In contrary to your parents’ opinion – school won’t teach you the skills you’ll need. Firstly, because design constantly develops and the majority of taught courses gets outdated as information losses its applicability. Secondly, it’s impossible to teach you everything. It’s a pretty common practice that a month at work gives you more than 4 years of college. Yup, and we all go through this! Don’t be afraid, just be ready for it!
Understanding your client
Another thing that’ll get you jittery is working with clients. More than once you’ll find the brief totally wrong. A newbie designer tries to complete the task as it is stated in brief, but gets surprised his designs get rejected. Why? No experience working with living and breathing clients before.
Sometimes clients don’t really know what they need and want, and yet they are writing that brief for you. You will have to read between the lines, make the client talk and tell you what they want to see. In some cases you will be the one rewriting brief. Cute, right?
Putting ideas into words
They say that if you cannot put your idea into words – it’s not an idea. Same is with your design. It’s better not to share an unfinished project with a client. Not only will client get confused by where your mind is taking you, he’ll probably not even understand what he’s seeing and get even more confused. Prior to actually designing and creating, you have to put your creativity down on paper. Make the description clear and understandable, so your client won’t freak out.

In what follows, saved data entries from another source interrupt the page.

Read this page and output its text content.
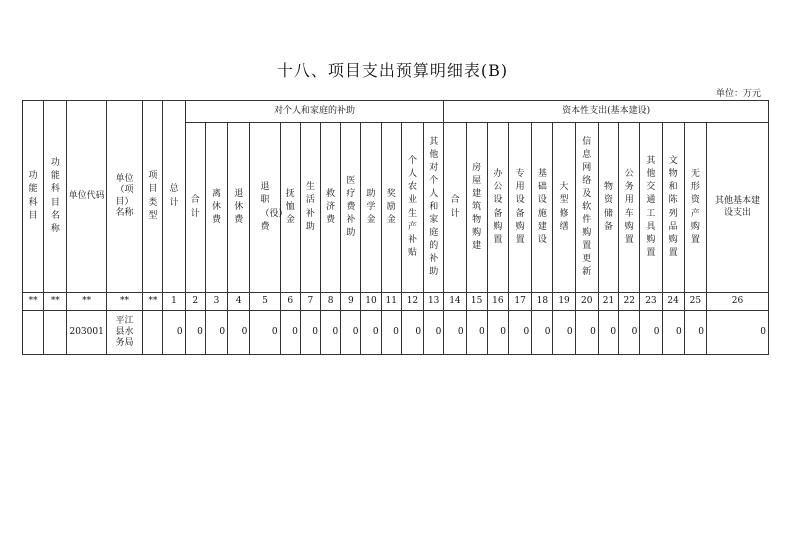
十八、项目支出预算明细表(B)
单位：万元
功能科目	功能科目名称	单位代码	单位（项目）名称	项目类型	总计	对个人和家庭的补助												资本性支出(基本建设)												
						合计	离休费	退休费	退职（役）费	抚恤金	生活补助	救济费	医疗费补助	助学金	奖励金	个人农业生产补贴	其他对个人和家庭的补助	合计	房屋建筑物购建	办公设备购置	专用设备购置	基础设施建设	大型修缮	信息网络及软件购置更新	物资储备	公务用车购置	其他交通工具购置	文物和陈列品购置	无形资产购置	其他基本建设支出
**	**	**	**	**	1	2	3	4	5	6	7	8	9	10	11	12	13	14	15	16	17	18	19	20	21	22	23	24	25	26
		203001	平江县水务局		0	0	0	0	0	0	0	0	0	0	0	0	0	0	0	0	0	0	0	0	0	0	0	0	0	0
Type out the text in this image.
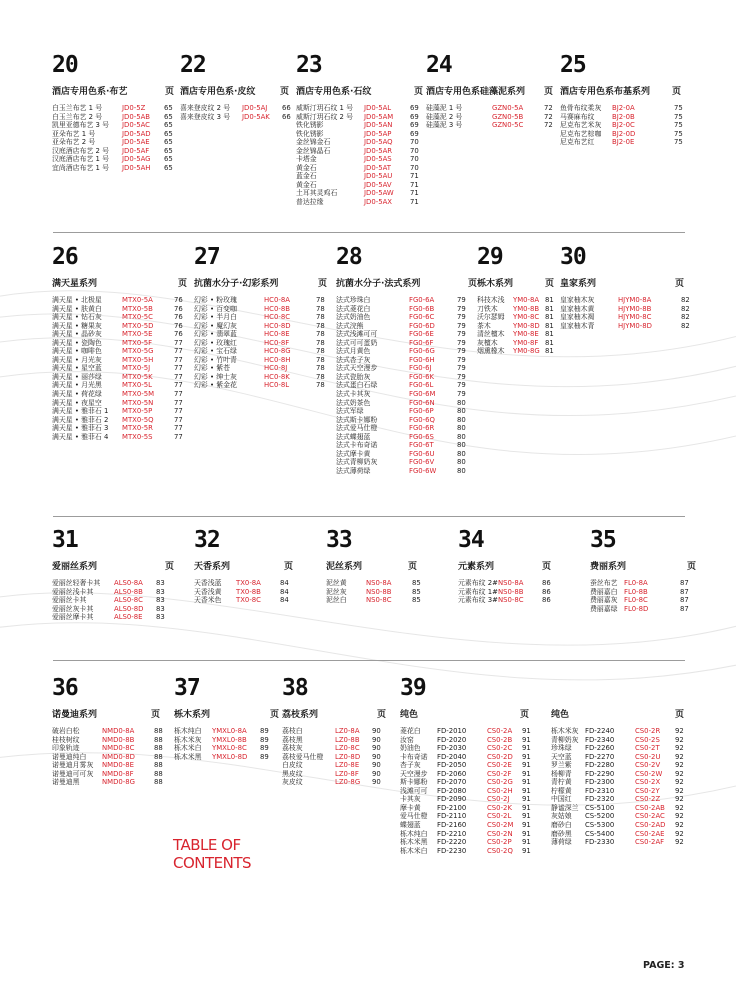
20
酒店专用色系·布艺	页
白玉兰布艺 1 号	JD0-5Z	65
白玉兰布艺 2 号	JD0-5AB 65
凯里亚德布艺 3 号 JD0-5AC 65
亚朵布艺 1 号	JD0-5AD 65
亚朵布艺 2 号	JD0-5AE 65
汉庭酒店布艺 2 号 JD0-5AF 65
汉庭酒店布艺 1 号 JD0-5AG 65
宜尚酒店布艺 1 号 JD0-5AH 65
22
酒店专用色系·皮纹	页
喜来登皮纹 2 号 JD0-5AJ 66
喜来登皮纹 3 号 JD0-5AK 66
23
酒店专用色系·石纹	页
威斯汀玥石纹 1 号 JD0-5AL	69
威斯汀玥石纹 2 号 JD0-5AM 69
铁化锈影	JD0-5AN	69
铁化锈影	JD0-5AP	69
金丝锦金石	JD0-5AQ	70
金丝锦晶石	JD0-5AR	70
卡塔金	JD0-5AS	70
黄金石	JD0-5AT	70
蓝金石	JD0-5AU	71
黄金石	JD0-5AV	71
土耳其灵鸡石	JD0-5AW 71
普达拉缘	JD0-5AX	71
24
酒店专用色系硅藻泥系列 页
硅藻泥 1 号	GZN0-5A	72
硅藻泥 2 号	GZN0-5B	72
硅藻泥 3 号	GZN0-5C	72
25
酒店专用色系布基系列 页
鱼骨布纹柔灰 BJ2-0A	75
马赛麻布纹	BJ2-0B	75
尼克布艺米灰 BJ2-0C	75
尼克布艺棕咖 BJ2-0D	75
尼克布艺红	BJ2-0E	75
26
满天星系列	页
满天星 • 北极星	MTX0-5A	76
满天星 • 肤黄白	MTX0-5B	76
满天星 • 钻石灰	MTX0-5C	76
满天星 • 糖果灰	MTX0-5D	76
满天星 • 晶砂灰	MTX0-5E	76
满天星 • 瓷陶色	MTX0-5F	77
满天星 • 咖啡色	MTX0-5G	77
满天星 • 月光灰	MTX0-5H	77
满天星 • 星空蓝	MTX0-5J	77
满天星 • 丽莎绿	MTX0-5K	77
满天星 • 月光黑	MTX0-5L	77
满天星 • 荷花绿	MTX0-5M	77
满天星 • 夜星空	MTX0-5N	77
满天星 • 雅菲石 1 MTX0-5P	77
满天星 • 雅菲石 2 MTX0-5Q	77
满天星 • 雅菲石 3 MTX0-5R	77
满天星 • 雅菲石 4 MTX0-5S	77
27
抗菌水分子·幻彩系列	页
幻彩 • 粉玫瑰	HC0-8A	78
幻彩 • 百变咖	HC0-8B	78
幻彩 • 半月白	HC0-8C	78
幻彩 • 魔幻灰	HC0-8D	78
幻彩 • 翡翠蓝	HC0-8E	78
幻彩 • 玫瑰红	HC0-8F	78
幻彩 • 宝石绿	HC0-8G	78
幻彩 • 竹叶青	HC0-8H	78
幻彩 • 紫苍	HC0-8J	78
幻彩 • 绅士灰	HC0-8K	78
幻彩 • 紫金花	HC0-8L	78
28
抗菌水分子·法式系列	页
法式珍珠白	FG0-6A	79
法式菱花白	FG0-6B	79
法式奶油色	FG0-6C	79
法式浣熊	FG0-6D	79
法式浅滩可可	FG0-6E	79
法式可可蛋奶	FG0-6F	79
法式月黄色	FG0-6G	79
法式杏子灰	FG0-6H	79
法式天空漫步	FG0-6J	79
法式瓷胎灰	FG0-6K	79
法式蛋白石绿	FG0-6L	79
法式卡其灰	FG0-6M	79
法式奶茶色	FG0-6N	80
法式军绿	FG0-6P	80
法式斯卡娜粉	FG0-6Q	80
法式爱马仕橙	FG0-6R	80
法式蝶翅蓝	FG0-6S	80
法式卡布奇诺	FG0-6T	80
法式摩卡黄	FG0-6U	80
法式青柳奶灰	FG0-6V	80
法式薄荷绿	FG0-6W	80
29
栎木系列	页
科技木浅 YM0-8A 81
刀铁木 YM0-8B 81
沃尔瑟姆 YM0-8C 81
茶木	YM0-8D 81
清丝檀木 YM0-8E 81
灰檀木 YM0-8F 81
烟熏橡木 YM0-8G 81
30
皇家系列	页
皇家柚木灰	HJYM0-8A	82
皇家柚木黄	HJYM0-8B	82
皇家柚木褐	HJYM0-8C	82
皇家柚木青	HJYM0-8D	82
31
爱丽丝系列	页
爱丽丝轻奢卡其 ALS0-8A 83
爱丽丝浅卡其	ALS0-8B 83
爱丽丝卡其	ALS0-8C 83
爱丽丝灰卡其	ALS0-8D 83
爱丽丝摩卡其	ALS0-8E 83
32
天香系列	页
天香浅蓝 TX0-8A	84
天香浅黄 TX0-8B	84
天香米色 TX0-8C	84
33
泥丝系列	页
泥丝黄	NS0-8A	85
泥丝灰	NS0-8B	85
泥丝白	NS0-8C	85
34
元素系列	页
元素布纹 2# NS0-8A	86
元素布纹 1# NS0-8B	86
元素布纹 3# NS0-8C	86
35
费丽系列	页
蚕丝布艺 FL0-8A	87
费丽嘉白 FL0-8B	87
费丽嘉灰 FL0-8C	87
费丽嘉绿 FL0-8D	87
36
诺曼迪系列	页
破岩白松	NMD0-8A	88
桂枝树纹	NMD0-8B	88
印象轨迹	NMD0-8C	88
诺曼迪纯白 NMD0-8D	88
诺曼迪月雾灰 NMD0-8E	88
诺曼迪可可灰 NMD0-8F	88
诺曼迪黑	NMD0-8G	88
37
栎木系列	页
栎木纯白 YMXL0-8A 89
栎木米灰 YMXL0-8B 89
栎木米白 YMXL0-8C 89
栎木米黑 YMXL0-8D 89
38
荔枝系列	页
荔枝白	LZ0-8A 90
荔枝黑	LZ0-8B 90
荔枝灰	LZ0-8C 90
荔枝爱马仕橙 LZ0-8D 90
白皮纹	LZ0-8E 90
黑皮纹	LZ0-8F 90
灰皮纹	LZ0-8G 90
39
纯色	页
菱花白 FD-2010	CS0-2A 91
汝窑	FD-2020	CS0-2B 91
奶油色 FD-2030	CS0-2C 91
卡布奇诺 FD-2040	CS0-2D 91
杏子灰 FD-2050	CS0-2E 91
天空漫步 FD-2060	CS0-2F 91
斯卡娜粉 FD-2070	CS0-2G 91
浅滩可可 FD-2080	CS0-2H 91
卡其灰 FD-2090	CS0-2J 91
摩卡黄 FD-2100	CS0-2K 91
爱马仕橙 FD-2110	CS0-2L 91
蝶翅蓝 FD-2160	CS0-2M 91
栎木纯白 FD-2210	CS0-2N 91
栎木米黑 FD-2220	CS0-2P 91
栎木米白 FD-2230	CS0-2Q 91
纯色	页
栎木米灰 FD-2240	CS0-2R 92
青柳奶灰 FD-2340	CS0-2S 92
珍珠绿 FD-2260	CS0-2T 92
天空蓝 FD-2270	CS0-2U 92
罗兰紫 FD-2280	CS0-2V 92
杨柳青 FD-2290	CS0-2W 92
青柠黄 FD-2300	CS0-2X 92
柠檬黄 FD-2310	CS0-2Y 92
中国红 FD-2320	CS0-2Z 92
静谧深兰 CS-5100	CS0-2AB 92
灰姑娘 CS-5200	CS0-2AC 92
磨砂白 CS-5300	CS0-2AD 92
磨砂黑 CS-5400	CS0-2AE 92
薄荷绿 FD-2330	CS0-2AF 92
TABLE OF
CONTENTS
PAGE: 3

It’s necessary to learn how to present and sell yourself to future employer. By attending every interview, you offer your skills and knowledge for sell . Be aware of your good and bad points. Don’t try to appear to be good at everything, instead fairly asses your abilities.
Archiving and collecting everything you create
How cool would it be if everything you’ve ever designed would come handy when you need it? Sounds pretty cool, right? Indeed, it’s possible if you start to store your every work in some kind of private library. That way every rejected design and school work may be put into use. Don’t waste your time and ideas – save them and give them life. It’s okay if clients reject some works – but do not delete them and diminish their value.
Technologies innovate so fast. Sometimes you think it’s unreal to keep up with their development. But do you have a say in this? Well, nope. You have to keep up. Professional designers continue to cram their way through new trends and techniques. It’s vital to know where industry is heading, what’s cool this year, how things get done etc.
Beware creative slump
Real design-projects differ a lot from your school assignments. They consume your creativity, your time and your efforts. In real life you get awfully dull clients, small budgets, unrealistic deadlines to meet and tons of other obstacles between you and finished design. It’s very easy for fresh blood to meet creative slump. It is a tough thing to overcome. Slump affects your efficiency, you start to slack off and leave your tasks for later. Do not overwork yourself, look out for signs of burning out and take breaks. Your brain needs it! No matter what your boss or client thinks.
P.S. Don’t look down on newbies! Remember how you struggled up career ladder yourself!